If it is, you'll find when it starts flowering again that it tends to be nocturnal - the flowers begin opening in the evening or the night before it will be open. Then it stays open 24 hours, closing about when the new ones are opening. This gives a fairly long window for crossing it, but if it's not protected as soon as it opens, it could get pollinated by a visitor.

The pollen needs to be collected as soon as the flower starts to open, to get it before critters or dew or rain.

You can pluck out the anthers, lay them on a napkin indoors, and let them dry. You can collect and store the pollen if you want. I've found pollen usable up to a week, almost always for 3 days, just leaving it on the dry anthers on the napkin (in an air conditioned house).

Pat
Ann (formerly Pat; too many Pats) my middle name

Wildbirds
Jun 12, 2021 8:58 AM CST
A few observations re 'Flava' daylilies (h. liliasphodelus) I use in my breeding are addressed below .....

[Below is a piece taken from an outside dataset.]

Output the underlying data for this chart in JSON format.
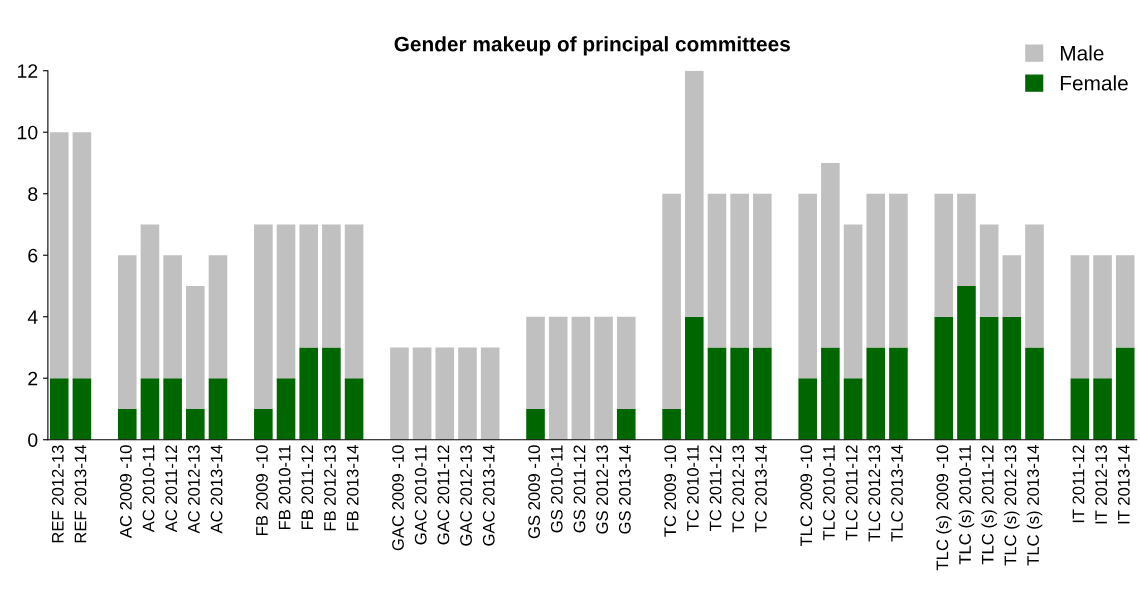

One of my breeding targets are Extra-Earlies (EE) diploids consequently, I sometimes collect blooms (pollen) from EE diploid blooms encountered around the nearby countryside. There are at least 3 cultivars I've found that bloom in early-mid June hereabouts (FFO June 12-16 usually - some seasons even earlier) with colour (Black-purple & brick-red & peach-pink) all with acceptable scape structure .... Nice to have access to these as so many EE dips are shades of gold & yellow.

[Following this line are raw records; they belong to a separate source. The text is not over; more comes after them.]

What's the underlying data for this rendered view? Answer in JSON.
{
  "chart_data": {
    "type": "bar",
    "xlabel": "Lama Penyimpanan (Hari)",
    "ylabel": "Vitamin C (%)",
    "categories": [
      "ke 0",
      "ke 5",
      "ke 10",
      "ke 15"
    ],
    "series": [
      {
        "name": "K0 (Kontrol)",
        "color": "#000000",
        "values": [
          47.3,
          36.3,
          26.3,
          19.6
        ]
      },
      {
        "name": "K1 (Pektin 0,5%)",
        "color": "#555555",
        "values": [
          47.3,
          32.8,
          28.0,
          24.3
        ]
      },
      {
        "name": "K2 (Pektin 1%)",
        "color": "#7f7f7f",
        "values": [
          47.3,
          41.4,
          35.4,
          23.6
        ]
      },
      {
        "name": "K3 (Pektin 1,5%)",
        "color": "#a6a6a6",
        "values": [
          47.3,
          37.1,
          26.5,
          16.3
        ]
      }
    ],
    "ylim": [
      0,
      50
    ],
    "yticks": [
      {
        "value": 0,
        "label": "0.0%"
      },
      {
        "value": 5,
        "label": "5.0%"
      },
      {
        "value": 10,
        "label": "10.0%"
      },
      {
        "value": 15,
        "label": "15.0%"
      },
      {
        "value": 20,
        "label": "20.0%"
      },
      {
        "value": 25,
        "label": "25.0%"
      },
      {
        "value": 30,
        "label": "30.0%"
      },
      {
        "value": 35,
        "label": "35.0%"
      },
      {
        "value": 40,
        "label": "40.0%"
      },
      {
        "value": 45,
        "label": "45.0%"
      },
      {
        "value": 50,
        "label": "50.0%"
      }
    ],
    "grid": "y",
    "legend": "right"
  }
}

I consider them no different than a few NOIDS I hold in my own beds - Thus are pollen-parent 'UNKOWN' when recording the crosses/seedlings. As for integrity I simply determine that acceptability by visual aspects plus their EE blooming dates. The bloom characteristics - other than colour - are secondary for me at this stage of my attempts. FFO & blooming period length are my primary focus at this stage for EE breeding attempts.

As for FLAVA cultivars I've located 4 clumps within range of my rural place. Two I consider 'wild', growing (1x) along an old fence line & the other probably a previous home site. The fence-line cultivar could be wild seeded (?) whereas the old home site (Signs of actual buildings are gone now) was probably planted there decades ago. The other two are in current properly cared for residential gardens.

What is significant to me is that I'm comfortable identifying them as h. flava (I also have one cultivar here purchased several years ago from a commercial daylily retailer) .... BUT there are differences between all of them. One has much better branching structure than the other 4 (ALL are acceptable) One seems to have a few more buds than the other 4. ALL are similar in actual bloom colour & form etc. There is very little variation in scape heights. (I would think that a non-specialized gardener would see them - all 5 - as the same plants.) .... For me, it is a learning example determined first-hand, of the variations that exist between clones of a given species.